No Brasil republicano, em especial (mas não somente) durante a ditadura militar de 1964-85, a censura imperou em todos os meios de comunicação. Antes, na maior parte do período colonial, o Brasil sequer podia ter uma gráfica. Mas, contra esses fatos, sempre houve o contraponto – revolucionários e intelectuais que chegaram a dar a própria vida na luta pela liberdade.
No Brasil, a Comissão da Verdade está começando a fazer seu trabalho na investigação à tortura e violação dos direitos humanos. Já de algum tempo, alguns estudiosos fizeram levantamentos sobre a censura no cinema, na música, no teatro, no rádio e na televisão.
Em dezembro do ano passado, a Edusp/Fapesp lançou Repressão e Resistência: Censura de Livros na Ditadura Militar, de Sandra Reimão, analisando este setor específico de comunicação.
A autora constatou, na documentação que encontrou de uma lista de quase 500 livros, de ficção ou não, submetidos ao Departamento de Censura e Diversões Pública da ditadura, que cerca de 140 eram de autores nacionais, dos quais 70 foram proibidos. Ela considerou mais emblemáticas a censura aos romances e contos Feliz Ano Novo, de Rubem Fonseca; Zero, de Inácio de Loyola Brandão; Dez Estórias Imorais, de Aguinaldo Silva; Em Câmara Lenta, de Renato Tapajós; Mister Curitiba, de Dalton Trevisan; e O Cobrador, de Rubem Fonseca. Dos estudos e análises proibidos pelos ditadores, ela destacou O Mundo do Socialismo, de Caio Prado Jr.; A Universidade Necessária, de Darcy Ribeiro; A Mulher na Construção do Mundo Futuro, de Rose Marie Muraro; O Despertar da Revolução Brasileira, de Márcio Moreira Alves; História Militar do Brasil, de Nelson Werneck Sodré; e O Poder Jovem, de Arthur José Poerner.
Não apenas obras, mas também editoras foram fechadas ou perseguidas pelos militares. Logo no dia 3 de abril de 1964, os golpistas fecharam a Editorial Vitória, do Partido Comunista Brasileiro, PCB. Em entrevista ao Jornal da ABI, edição de maio de 2012, Sandra disse que, do golpe até o Ato Institucional número 5, de dezembro de 1968, “a censura a livros no Brasil foi marcada por uma atuação confusa e multifacetada e pela ausência de critérios, mesclando batidas policiais, apreensões, confiscos e coerção física”.

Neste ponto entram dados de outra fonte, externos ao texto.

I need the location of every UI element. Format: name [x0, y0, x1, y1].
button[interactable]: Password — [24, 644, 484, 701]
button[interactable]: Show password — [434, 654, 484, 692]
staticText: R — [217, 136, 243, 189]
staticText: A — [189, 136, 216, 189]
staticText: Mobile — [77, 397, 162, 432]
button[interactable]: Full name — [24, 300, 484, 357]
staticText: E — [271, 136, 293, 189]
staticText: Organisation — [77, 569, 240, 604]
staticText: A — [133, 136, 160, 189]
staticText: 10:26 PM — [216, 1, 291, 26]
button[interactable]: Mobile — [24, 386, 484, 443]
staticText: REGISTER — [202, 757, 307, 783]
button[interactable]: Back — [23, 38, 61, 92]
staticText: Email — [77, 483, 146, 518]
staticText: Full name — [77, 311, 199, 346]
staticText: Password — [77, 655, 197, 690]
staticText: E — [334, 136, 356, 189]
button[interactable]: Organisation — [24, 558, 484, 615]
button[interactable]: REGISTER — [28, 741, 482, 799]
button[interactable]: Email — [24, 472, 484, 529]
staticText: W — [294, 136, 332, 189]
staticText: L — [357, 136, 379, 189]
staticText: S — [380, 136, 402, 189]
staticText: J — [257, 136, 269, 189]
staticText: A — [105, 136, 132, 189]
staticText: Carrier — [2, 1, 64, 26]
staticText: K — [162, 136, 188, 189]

Em 26 de janeiro de 1970, os ditadores baixaram o Decreto-Lei 1.077, assinado pelo general Emílio G. MédIci e pelo ministro Alfredo Buzaid, considerando que a Constituição não tolerava “publicações e exteriorizações contrárias à moral e aos costumes” e que era necessário “proteger a instituição da família, preserva-lhe os valores éticos e assegurar a formação sadia e digna da mocidade”. Os donos do poder vituperavam “algumas revistas” que faziam “publicações obscenas” e programas de televisão “contrários à moral e aos bons costumes”. Atacavam também livros que ofendiam “frontalmente à moral comum”, insinuavam “o amor livre”, assim ameaçando “destruir os valores morais da sociedade brasileira”. Por trás de tais obras estava “um plano subversivo, que põe em risco a segurança nacional”. Era ordenado, então, que o Departamento de Polícia Federal não tolerasse “as publicações e exteriorizações contrárias à moral e aos bons costumes quaisquer que sejam os meios de comunicação”. Para isso, a polícia ficava incumbida de “verificar, quando julgar necessário, antes da divulgação de livros e periódicos, a existência de matéria” que fosse “ofensiva à moral e aos bons costumes”. Publicações vindas do estrangeiro também ficavam sujeitas à verificação. Os infratores, além da responsabilidade criminal, ainda seriam multados e obrigados a queimar os exemplares da publicação.
A pesquisadora diz que os censores faziam “uma correlação clara entre a destruição dos valores morais e a segurança nacional”. Devido ao protesto de escritores como Jorge Amado e Érico Veríssimo, os governantes liberaram de avaliação prévia as obras “de caráter estritamente filosófico, científico, técnico e didático, bem como as que não versarem sobre temas referentes a sexo, moralidade pública e bons costumes”. No entanto, continuaram perseguindo autores e editores, prendendo-os ou impossibilitando a continuidade das empresas editoriais, valendo-se da pressão econômica, como fizeram com Ênio Silveira e sua Editora Civilização Brasileira, que será assunto do próximo artigo.